Das ist das Setting in "Furor", dem neuen Stück von Lutz Hübner und Sarah Nemitz. Die beiden schreiben seit Jahren sehr erfolgreiche und gut recherchierte Theaterstücke, die gesellschaftliche Problemzonen beleuchten. Egal, ob eine angeblich progressive Wohngemeinschaft ein Zimmer für einen Flüchtling zur Verfügung stellen will oder ob osteuropäische Frauen nach Deutschland kommen, die hier dann ein Baby aussetzen – das Autorenpaar findet Bilder, Konstellationen, Geschichten für das, was im Politikteil der Zeitungen eher abstrakt bleibt.

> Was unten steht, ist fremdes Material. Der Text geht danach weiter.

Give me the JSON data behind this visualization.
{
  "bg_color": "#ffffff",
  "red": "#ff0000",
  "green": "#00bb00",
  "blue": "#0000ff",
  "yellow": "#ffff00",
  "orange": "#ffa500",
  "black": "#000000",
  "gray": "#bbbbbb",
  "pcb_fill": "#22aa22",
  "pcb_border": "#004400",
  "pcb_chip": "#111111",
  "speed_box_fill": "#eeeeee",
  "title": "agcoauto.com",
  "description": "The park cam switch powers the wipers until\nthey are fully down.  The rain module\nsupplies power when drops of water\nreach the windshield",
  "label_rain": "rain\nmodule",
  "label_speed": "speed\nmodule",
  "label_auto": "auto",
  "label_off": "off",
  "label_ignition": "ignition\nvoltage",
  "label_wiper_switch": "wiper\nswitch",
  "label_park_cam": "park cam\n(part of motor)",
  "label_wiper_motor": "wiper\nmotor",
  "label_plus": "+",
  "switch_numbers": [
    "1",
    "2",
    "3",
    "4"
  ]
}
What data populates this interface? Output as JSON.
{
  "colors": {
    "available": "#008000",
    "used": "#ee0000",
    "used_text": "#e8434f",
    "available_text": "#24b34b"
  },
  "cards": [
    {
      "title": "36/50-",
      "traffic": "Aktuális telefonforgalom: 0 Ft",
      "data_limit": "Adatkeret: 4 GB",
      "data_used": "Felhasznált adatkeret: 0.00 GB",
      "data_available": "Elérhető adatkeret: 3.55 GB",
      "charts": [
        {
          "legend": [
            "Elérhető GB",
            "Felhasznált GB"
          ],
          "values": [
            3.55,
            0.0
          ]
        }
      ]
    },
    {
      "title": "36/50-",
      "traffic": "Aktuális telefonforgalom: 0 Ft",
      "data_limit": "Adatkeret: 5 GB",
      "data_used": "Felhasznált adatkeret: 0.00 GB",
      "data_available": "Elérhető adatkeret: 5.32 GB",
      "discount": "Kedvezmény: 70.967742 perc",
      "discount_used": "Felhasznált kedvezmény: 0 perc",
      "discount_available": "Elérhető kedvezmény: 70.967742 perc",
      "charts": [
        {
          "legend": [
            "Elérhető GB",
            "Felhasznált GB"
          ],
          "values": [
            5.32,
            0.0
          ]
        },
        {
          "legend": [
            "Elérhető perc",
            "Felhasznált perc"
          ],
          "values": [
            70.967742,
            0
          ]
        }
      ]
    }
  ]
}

Rechter Redeschwall voller Ressentiments
In "Furor", dem jetzt am Schauspiel Frankfurt uraufgeführten Werk, kommt erstmals ein tendenziell Rechtsradikaler ausführlich zu Wort. Denn wenngleich weite Teile seines Redeschwalls möglicherweise Haltungen größerer Teile dieser Gesellschaft widerspiegeln (das ist ja der Trick!), bekommt sein Klagelied durch Verletztheit und Ressentiment etwas stark Rechtslastiges.
Jerry will Braubach, den Politprofi, um Geld erpressen, Druck erzeugen, ihn im Netz bloßstellen: Er schneidet ihre Dialoge mit, bedroht ihn mit einem Messer. Und er will ihm die Armseligkeit seiner Politiker-Tätigkeit vorführen. Braubach wiederum lässt sich auf das Streitgespräch ein, erklärt, dass auch er sich mühsam hochgearbeitet hat, hält dem Ausgeschlossenen dessen resignatives Versagen vor.
Der Nachteil dieses Arrangements ist, dass zeitweise nur rhetorisch Argumente ausgetauscht werden – die zweistündige Aufführung hat in der Mitte einen ganz schönen Hänger. Andererseits werden mit dieser Methode auch die Ambivalenzen der Figuren sichtbar: Braubach verhält sich teilweise taktisch, ist aber tatsächlich einer mit Street Credibility. Jerry, der vom Leben enttäuschte Rechte, hat durchaus Grund zur Klage, steigert sich dann aber in eine Radikalität hinein, in der die reine Zerstörungswut regiert. Bis er am Schluss dann doch das Messer zusammenklappt und geht.
Sprechtheater ohne postmodernen Firlefanz
Die von Hübner und Nemitz angewandte Dramaturgie der "geschlossenen Türen", von Sartre und später von den englischen Psychorealisten ausführlich erprobt, bietet natürlich ganz konventionelles, biederes Sprechtheater ohne postmodernen Firlefanz. Aber diese Ernsthaftigkeit funktioniert auch auf der großen Bühne erstaunlich gut. Vor den riesigen Foto-Prospekt eines Massen-Wohn-Silos hat Bühnenbildnerin Lydia Merkel ein leeres IKEA-Wohnzimmer gebaut, in dem Intendant Anselm Weber ein politisches Kammerspiel inszeniert.
Der als Kölner Tatort-Kommissar bekanntgewordene Dietmar Bär spielt den Bürgermeister-Kandidaten und Politprofi als versierten Taktiker der Vernunft. Der ist sowohl körperlich als auch argumentativ sehr beweglich. Katharina Linder gibt eine resolute Unterschicht-Mutter, die keine Erwartungen mehr an das Leben hat, sondern sich als gelernte Altenpflegerin nun auf ein Dasein mit einem behinderten Sohn einstellt. Und der wunderbare Fridolin Sandmeyer macht aus dem rechtsradikalen Outcast einen sehr glaubwürdigen Verzweifelten, der eigentlich nur möchte, dass mal einer mit ihm redet. Seine Suada gegen die "Scheiß-Demokratie" und den "ganzen Wahnsinn" ist hinreichend geerdet, um noch Realitätsbezug zu haben. Andererseits hebt er dann ab in krude Rachegedanken.
Der schlaksige, riesenhaft große, turnerisch begabte Sandmeyer hat sich für die Rolle sogar einen extremen Kurzhaarschnitt verpasst. Er, der Böse, ist natürlich der Star des Abends. Die Aufführung ist ein differenzierter Problemaufriss – und ein Debattierangebot für die Frankfurter Stadtgesellschaft.